Background: Most sickle cell anemia patients undergo transfusion therapy to prevent complications. The Stroke Prevention Trial in Sickle Cell Anemia showed that transfusion therapy is effective in the primary prevention of stroke. Despite its efficacy, transfusion therapy is limited by alloimmunization. The purpose of this study was to determine if a multicenter trial could implement a transfusion program utilizing phenotypically matched blood to reduce alloimmunization.
Study design and methods: One hundred thirty children underwent RBC phenotyping and antibody screening with review of blood bank records. The protocol required use of WBC-reduced RBCs, which were matched for E, C, and Kell. Monthly alloantibody testing and review of transfusion forms were performed to determine compliance and the occurrence of any adverse events.
Results: Patient RBCs expressed a low frequency of Kell (2%), E (20%), and C (25%) antigens. Sixty-one patients received 1830 units. Ninety-seven percent of all units were WBC reduced. Only 29 units were inadvertently not matched for E, C, and Kell. Five patients (8%) developed a clinically significant alloantibody. Four developed a single antibody to E or Kell. Three patients (5%) developed a warm autoantibody. There were 11 transfusion reactions and 8 transfusion-associated events. Transfusion reactions included 6 febrile reactions (0.33%/unit), 3 allergic (0.16%/unit), and 2 hemolytic (0.11%/unit). Associated events included 4 episodes of hypertension (0.22%/unit), 3 crises (0.16%/unit), and 1 transient ischemic attack (0.05%/unit).

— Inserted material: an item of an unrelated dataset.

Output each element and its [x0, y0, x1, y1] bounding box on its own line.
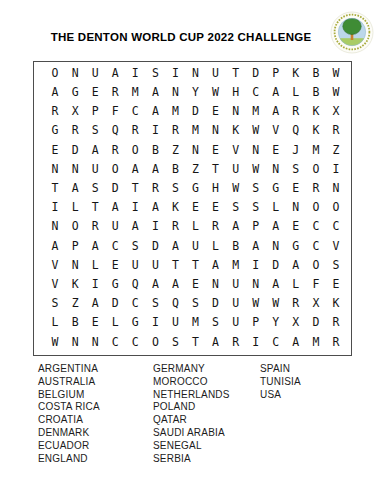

Conclusion: This is the first multicenter study to show that extended RBC phenotyping can be implemented nationwide. Compared to studies, the alloimmunization rate dropped from 3 percent to 0.5 percent per unit, and hemolytic transfusion reactions dropped by 90 percent. It is recommended that all transfused sickle cell anemia patients be antigen matched for E, C, and Kell. Patients should be closely monitored during transfusions to avoid preventable risks.